The top three presidents for net job creation, Clinton, Reagan and Johnson, all worked with an unemployment rate near 7 percent early during their presidencies.  And each ended their time in office without experiencing significant job losses from a recession. In contrast, the top annual average unemployment rate for Bush was 6.0 percent until the recession near the end of his second term.

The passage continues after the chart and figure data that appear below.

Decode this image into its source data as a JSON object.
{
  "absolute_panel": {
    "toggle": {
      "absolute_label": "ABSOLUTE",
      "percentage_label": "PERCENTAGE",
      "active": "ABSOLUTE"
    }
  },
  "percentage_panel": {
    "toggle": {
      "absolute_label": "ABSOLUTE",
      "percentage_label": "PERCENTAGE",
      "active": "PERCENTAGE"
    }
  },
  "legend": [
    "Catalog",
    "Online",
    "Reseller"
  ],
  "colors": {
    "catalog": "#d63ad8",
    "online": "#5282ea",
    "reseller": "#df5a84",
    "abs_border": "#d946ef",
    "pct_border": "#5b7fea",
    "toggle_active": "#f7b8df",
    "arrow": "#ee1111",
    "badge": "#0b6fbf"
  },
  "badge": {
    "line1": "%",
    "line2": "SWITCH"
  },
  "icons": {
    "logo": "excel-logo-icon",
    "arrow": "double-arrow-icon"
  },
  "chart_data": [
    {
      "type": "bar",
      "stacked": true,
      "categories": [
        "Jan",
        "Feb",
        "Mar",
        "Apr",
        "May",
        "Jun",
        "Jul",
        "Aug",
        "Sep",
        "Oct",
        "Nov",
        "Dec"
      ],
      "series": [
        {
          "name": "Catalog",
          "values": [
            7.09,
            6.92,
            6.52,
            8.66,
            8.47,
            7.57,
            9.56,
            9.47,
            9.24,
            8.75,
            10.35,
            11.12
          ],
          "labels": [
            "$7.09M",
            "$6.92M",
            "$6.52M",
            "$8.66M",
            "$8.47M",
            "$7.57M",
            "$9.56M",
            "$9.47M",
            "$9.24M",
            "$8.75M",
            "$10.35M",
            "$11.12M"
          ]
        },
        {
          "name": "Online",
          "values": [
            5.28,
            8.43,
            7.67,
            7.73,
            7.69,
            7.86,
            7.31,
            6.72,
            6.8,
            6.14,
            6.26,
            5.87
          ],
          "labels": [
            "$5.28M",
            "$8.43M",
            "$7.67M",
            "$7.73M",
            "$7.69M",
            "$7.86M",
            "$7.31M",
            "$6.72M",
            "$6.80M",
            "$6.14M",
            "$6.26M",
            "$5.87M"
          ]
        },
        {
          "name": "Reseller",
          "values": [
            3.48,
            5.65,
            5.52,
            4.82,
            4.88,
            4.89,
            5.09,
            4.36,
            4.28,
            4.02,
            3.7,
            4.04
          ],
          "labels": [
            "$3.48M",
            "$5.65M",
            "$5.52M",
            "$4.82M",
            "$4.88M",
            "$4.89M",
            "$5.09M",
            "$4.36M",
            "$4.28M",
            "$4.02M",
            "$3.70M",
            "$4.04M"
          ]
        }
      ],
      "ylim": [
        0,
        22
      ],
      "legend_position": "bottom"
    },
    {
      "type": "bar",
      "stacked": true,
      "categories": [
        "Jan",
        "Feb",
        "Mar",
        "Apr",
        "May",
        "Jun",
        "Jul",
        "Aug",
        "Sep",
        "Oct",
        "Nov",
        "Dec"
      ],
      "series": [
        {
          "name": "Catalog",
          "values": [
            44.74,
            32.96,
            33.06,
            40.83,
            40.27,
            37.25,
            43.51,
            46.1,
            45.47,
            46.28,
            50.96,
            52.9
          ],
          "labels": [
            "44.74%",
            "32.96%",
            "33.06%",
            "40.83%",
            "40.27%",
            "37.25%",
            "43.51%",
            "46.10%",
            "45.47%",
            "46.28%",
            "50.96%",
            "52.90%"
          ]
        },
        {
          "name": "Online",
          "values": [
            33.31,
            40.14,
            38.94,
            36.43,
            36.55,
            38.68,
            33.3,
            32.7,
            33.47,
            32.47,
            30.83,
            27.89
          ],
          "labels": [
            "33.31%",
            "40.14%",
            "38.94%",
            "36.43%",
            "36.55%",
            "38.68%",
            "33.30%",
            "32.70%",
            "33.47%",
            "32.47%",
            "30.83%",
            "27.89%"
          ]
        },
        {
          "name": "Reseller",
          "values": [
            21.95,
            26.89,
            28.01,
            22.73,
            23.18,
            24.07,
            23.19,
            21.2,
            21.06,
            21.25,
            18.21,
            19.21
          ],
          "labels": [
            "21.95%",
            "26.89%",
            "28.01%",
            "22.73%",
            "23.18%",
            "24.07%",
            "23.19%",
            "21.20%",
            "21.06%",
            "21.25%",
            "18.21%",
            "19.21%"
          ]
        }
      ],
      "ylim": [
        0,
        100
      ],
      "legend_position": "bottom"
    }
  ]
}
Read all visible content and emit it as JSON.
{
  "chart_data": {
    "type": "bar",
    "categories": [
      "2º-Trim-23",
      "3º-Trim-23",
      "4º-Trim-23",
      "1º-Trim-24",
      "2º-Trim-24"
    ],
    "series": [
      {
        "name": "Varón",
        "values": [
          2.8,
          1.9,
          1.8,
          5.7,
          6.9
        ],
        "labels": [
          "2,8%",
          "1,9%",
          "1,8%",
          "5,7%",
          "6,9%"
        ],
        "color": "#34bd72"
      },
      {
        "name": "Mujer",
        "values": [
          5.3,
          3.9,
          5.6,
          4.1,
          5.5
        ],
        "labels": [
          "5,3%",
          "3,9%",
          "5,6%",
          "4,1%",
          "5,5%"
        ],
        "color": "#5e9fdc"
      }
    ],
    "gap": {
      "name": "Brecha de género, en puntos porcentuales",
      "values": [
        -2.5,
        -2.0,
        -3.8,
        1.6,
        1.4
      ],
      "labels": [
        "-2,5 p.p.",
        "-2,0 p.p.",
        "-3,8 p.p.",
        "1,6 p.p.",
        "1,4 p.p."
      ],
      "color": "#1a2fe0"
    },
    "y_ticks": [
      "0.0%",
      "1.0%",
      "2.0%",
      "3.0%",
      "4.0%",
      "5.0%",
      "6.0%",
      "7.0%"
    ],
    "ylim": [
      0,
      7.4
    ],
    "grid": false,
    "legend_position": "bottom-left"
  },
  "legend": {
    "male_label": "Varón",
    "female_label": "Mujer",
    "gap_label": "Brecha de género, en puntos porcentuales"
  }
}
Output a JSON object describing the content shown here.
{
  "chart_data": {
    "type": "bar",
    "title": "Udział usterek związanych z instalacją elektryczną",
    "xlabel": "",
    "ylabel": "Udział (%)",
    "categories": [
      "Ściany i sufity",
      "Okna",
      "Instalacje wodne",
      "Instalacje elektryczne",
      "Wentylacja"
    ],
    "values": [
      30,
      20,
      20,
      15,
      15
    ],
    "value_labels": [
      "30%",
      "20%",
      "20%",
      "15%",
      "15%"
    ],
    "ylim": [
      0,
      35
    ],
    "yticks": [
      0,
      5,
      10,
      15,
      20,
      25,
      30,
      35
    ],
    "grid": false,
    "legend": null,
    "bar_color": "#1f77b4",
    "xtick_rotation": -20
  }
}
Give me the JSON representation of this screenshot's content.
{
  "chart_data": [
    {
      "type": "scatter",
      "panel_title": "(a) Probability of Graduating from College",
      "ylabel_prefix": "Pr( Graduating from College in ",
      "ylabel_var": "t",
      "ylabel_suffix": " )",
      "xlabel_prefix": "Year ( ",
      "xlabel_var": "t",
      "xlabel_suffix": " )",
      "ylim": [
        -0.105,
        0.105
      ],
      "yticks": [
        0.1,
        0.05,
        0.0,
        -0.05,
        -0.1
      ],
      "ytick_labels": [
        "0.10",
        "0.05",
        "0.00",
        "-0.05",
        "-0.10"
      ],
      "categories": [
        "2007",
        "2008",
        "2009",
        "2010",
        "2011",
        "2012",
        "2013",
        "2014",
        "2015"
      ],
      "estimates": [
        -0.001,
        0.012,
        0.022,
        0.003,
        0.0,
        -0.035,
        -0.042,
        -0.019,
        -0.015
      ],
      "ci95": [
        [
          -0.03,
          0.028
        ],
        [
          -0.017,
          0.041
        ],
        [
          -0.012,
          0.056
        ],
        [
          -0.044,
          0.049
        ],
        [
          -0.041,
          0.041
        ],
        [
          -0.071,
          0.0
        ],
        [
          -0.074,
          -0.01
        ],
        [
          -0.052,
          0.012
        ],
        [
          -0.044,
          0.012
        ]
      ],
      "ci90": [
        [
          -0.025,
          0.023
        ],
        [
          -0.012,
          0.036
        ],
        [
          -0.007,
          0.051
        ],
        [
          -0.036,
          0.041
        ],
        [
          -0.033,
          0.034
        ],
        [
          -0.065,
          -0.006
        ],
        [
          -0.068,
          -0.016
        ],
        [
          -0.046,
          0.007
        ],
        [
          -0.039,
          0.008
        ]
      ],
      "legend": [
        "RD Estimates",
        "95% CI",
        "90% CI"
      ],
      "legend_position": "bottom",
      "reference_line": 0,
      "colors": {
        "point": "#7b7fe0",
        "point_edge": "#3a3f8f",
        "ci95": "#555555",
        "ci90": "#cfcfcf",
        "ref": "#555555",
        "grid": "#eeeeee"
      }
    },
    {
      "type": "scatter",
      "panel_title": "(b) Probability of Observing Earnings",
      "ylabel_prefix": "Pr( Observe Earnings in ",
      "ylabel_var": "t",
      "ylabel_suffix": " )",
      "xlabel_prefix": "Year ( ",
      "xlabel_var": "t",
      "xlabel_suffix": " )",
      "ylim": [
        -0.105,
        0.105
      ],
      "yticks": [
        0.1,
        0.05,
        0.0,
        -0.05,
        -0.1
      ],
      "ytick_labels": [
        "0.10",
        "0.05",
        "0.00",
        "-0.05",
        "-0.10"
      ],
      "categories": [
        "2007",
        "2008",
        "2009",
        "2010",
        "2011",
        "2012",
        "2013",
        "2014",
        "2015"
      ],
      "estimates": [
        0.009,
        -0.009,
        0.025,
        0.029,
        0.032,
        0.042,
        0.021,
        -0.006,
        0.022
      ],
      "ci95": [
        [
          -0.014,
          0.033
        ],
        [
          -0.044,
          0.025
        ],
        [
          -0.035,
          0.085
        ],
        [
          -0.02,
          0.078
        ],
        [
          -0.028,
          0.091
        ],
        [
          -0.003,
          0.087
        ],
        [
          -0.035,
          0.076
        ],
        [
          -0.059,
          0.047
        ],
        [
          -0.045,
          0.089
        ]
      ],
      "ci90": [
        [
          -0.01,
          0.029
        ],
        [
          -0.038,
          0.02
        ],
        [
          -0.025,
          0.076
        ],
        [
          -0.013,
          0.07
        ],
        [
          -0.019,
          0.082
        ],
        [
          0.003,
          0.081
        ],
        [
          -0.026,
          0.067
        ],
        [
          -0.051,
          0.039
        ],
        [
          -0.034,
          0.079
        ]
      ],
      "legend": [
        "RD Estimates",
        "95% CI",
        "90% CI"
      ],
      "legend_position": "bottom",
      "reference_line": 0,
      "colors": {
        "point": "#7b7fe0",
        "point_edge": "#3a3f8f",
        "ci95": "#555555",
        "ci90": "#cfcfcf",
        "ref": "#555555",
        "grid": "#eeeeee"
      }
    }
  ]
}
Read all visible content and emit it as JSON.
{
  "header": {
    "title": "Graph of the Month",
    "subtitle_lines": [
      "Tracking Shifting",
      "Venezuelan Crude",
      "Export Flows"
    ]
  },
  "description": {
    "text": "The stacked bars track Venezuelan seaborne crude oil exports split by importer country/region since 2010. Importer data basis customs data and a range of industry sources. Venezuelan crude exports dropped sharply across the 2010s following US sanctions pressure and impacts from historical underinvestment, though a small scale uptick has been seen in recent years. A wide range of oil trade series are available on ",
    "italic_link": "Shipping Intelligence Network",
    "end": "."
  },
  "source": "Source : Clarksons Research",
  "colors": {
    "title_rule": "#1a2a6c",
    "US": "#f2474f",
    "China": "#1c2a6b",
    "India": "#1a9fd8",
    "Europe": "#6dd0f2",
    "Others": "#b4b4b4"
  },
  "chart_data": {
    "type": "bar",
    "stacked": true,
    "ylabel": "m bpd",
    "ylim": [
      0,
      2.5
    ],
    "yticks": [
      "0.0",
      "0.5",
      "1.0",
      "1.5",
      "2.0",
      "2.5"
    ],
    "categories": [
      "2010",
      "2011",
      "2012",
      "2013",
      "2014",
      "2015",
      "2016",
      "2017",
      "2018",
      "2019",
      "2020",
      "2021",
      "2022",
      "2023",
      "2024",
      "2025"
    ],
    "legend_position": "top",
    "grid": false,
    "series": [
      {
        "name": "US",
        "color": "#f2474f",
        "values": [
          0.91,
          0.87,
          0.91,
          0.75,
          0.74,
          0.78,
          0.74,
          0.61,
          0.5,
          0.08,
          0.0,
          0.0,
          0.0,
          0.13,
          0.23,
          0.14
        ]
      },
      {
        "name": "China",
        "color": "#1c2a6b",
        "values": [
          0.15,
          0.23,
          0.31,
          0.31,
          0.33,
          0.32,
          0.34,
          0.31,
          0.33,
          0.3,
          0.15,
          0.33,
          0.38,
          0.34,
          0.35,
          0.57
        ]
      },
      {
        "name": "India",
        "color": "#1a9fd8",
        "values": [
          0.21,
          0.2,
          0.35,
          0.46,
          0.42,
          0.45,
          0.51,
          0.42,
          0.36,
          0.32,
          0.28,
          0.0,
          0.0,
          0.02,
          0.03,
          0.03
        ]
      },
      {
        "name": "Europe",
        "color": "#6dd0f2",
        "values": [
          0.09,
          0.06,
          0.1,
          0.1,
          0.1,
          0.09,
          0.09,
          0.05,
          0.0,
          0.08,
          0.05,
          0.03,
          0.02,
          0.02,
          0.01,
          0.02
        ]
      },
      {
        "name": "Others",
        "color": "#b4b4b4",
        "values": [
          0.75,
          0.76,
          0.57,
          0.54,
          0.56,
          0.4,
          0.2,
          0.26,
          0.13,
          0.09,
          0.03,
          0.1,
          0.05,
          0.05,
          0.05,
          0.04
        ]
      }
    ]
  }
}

The evidence is clear:  Measuring job creation from the start to the end of a president’s tenure counts as an essentially arbitrary time frame.  It by nature fails to account for many of the most important variables that affect job growth and the economy.

Ezra Klein’s right.  No serious figure takes seriously the notion that presidents exercise a large degree of control over job creation.  Yet journalists often treat job growth as though it is something presidents largely control.  Count Annenberg Fact Check among them on April 16, 2013.  The mistake encourages readers to commit the false cause fallacy.

Don’t look to this Annenberg article to shed meaningful light on the comparison between the economic policies of Obama and Bush.

Summary

“The economy added more jobs during four years under Obama than it did in the entire eight years under Bush.”

True Statement icon apples and oranges Booby Trap FallacyIcon false cause

Note:

It’s proper to point out that Annenberg Fact Check has also produced a fact check on job creation statistics that attempted to achieve an apples-to-apples comparison by measuring jobs added dating from the time the economy started to come out of recession.

 

References

Jackson, Brooks. “Obama’s Numbers (Quarterly Update).” FactCheck.org. The Annenberg Public Policy Center, 16 Apr. 2013. Web. 21 Apr. 2013.

Adair, Bill. “Tuning the Truth-O-Meter.” PolitiFact. Tampa Bay Times, 25 Jan. 2012. Web. 21 Apr. 2013.

Klein, Ezra. “Economists Scoff at Obama, Romney Job-Creation Myths.” Bloomberg. Bloomberg L.P., 12 Jan. 2012. Web. 21 Apr. 2013.

Sicilia, David B., Kenneth W. Smith, Jr., and Dwuan June. “A Brief History of U.S. Unemployment.” The Washington Post. The Washington Post Company, n.d. Web. 21 Apr. 2013.

Patton, Mike. “The Real Story Of Job Creation.” Forbes. Forbes Magazine, 02 Nov. 2012. Web. 21 Apr. 2013.

Kiely, Eugene, and Robert Farley. “Obama’s Economic Sleight of Hand.” FactCheck.org. The Annenberg Public Policy Center, 15 June 2012. Web. 22 Apr. 2013.